# Computational Genomics 7 – EM

## Intro

We get multiple sets of coin tosses, originating from 2 coins with unknown parameters. X = number of heads in each set, Y = which coin was used? (hidden). If we knew the Y assignments, we could simply find the ML solution maximizing $P(x,y|theta)$ which is the fraction of H per coin. But we don’t. So we can guess, find the most likely coin $P(y|x,\theta)$, update our guess and continue till convergence. EM is working with probabilities instead of the most likely coin…

## Probabilistic setting

We have a mixture of two Gaussians with known equal variance, and would like to find the maximum likelihood parameters: $\theta = p, \mu_1, \mu_2$, and color each dot in blue/red accordingly.

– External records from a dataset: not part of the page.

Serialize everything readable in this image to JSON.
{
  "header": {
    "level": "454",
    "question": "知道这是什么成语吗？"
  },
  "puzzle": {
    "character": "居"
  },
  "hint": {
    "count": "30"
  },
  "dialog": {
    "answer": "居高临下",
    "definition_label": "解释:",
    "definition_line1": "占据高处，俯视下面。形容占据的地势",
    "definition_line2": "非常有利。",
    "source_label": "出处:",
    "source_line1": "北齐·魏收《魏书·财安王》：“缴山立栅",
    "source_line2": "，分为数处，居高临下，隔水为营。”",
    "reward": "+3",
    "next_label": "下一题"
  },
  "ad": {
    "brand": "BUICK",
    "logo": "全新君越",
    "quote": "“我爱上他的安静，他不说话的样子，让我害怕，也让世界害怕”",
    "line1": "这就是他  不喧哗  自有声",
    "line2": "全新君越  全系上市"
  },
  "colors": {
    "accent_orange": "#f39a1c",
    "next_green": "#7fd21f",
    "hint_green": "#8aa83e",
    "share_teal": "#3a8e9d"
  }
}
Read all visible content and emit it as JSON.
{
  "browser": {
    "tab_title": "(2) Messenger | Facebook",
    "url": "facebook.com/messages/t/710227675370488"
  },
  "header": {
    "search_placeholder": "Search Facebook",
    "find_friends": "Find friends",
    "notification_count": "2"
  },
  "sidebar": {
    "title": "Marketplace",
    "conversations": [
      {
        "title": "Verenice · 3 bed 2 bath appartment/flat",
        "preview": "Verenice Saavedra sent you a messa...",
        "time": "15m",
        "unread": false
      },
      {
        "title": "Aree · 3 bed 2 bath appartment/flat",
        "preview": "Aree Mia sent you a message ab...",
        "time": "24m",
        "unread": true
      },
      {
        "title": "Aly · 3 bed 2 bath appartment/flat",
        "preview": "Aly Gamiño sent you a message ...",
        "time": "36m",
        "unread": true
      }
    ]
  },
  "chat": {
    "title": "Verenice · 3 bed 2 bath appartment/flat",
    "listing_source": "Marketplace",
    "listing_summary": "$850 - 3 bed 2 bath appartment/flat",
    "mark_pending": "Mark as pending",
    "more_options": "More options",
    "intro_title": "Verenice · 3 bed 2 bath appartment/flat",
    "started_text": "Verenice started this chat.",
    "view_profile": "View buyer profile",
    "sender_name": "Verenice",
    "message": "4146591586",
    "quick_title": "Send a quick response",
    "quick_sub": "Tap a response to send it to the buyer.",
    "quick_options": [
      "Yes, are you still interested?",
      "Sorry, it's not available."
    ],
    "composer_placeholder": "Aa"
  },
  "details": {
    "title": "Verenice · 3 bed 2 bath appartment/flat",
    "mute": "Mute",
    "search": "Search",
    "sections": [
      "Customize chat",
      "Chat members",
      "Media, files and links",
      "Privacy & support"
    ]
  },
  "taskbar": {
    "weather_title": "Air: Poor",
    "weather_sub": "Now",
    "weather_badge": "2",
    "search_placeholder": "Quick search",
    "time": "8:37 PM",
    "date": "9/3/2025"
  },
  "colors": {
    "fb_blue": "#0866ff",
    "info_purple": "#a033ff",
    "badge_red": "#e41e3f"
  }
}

KL divergence $D(P || Q) = \sum{P(x)log\frac{P(x)}{Q(x)}}$. This measures how unlikely it was to get P if our null hypotheses was Q. It is always >=0.

The EM algorithm for heights tries to maximize $log P(X=180|\theta) = log \sum{P(X=180,Y=y|\theta)}$. We now try to express the probability for X=180 with relation to the different options for Y (M,F). From Bayes rule we have: $P(X=180|\theta) = P(X=180, Y=M | \theta) / P(Y=M|X=180, \theta)$.

We can show that maximizing the difference from the current parameters is equal to maximizing this: $\Delta = Q(\theta | \theta^t) - Q(\theta^t | \theta^t) + KL(P(y|x,\theta^t) || P(y|x,\theta))$

Where the KL divergence part is almost non-negative for everything we choose. So the important part is: $Q(\theta | \theta^t) = \sum_y P(y|x, \theta^t)log P(x,y|\theta)$

• Q: in slide 14, why do we need the math gymnastics with y_ij?

This is an expectation over the distribution of y (conditioned on current parameters and x) of the complete log-likelihood. We sum this over all possible x_i and y_j, find the roots of the derivatives and that’s it.

## EM for HMM – Baum-Welch

The Q function for HMM is an expectation over the distribution of $\pi$ of the complete log-likelihood. This is a multiplication of

1. the emission probability of “b” in state “k”, to the power of the number of times we saw that
2. the transition probability from “k” to “l”, to the power of the number of time we saw that

so we need the maximum expectations of those 2 things. The forward-backward algorithm gives us the joint probability of a transition in a specific position “i”. If we sum over all possible positions and divide by P(X) we get the conditional expectation

• Q: in slide 21, why do we get the conditional expectation by summing over all positions? and why is the specified weights the ones maximizing the expectations?
• Q: what is slide 22 showing us? is this the answer to the previous question?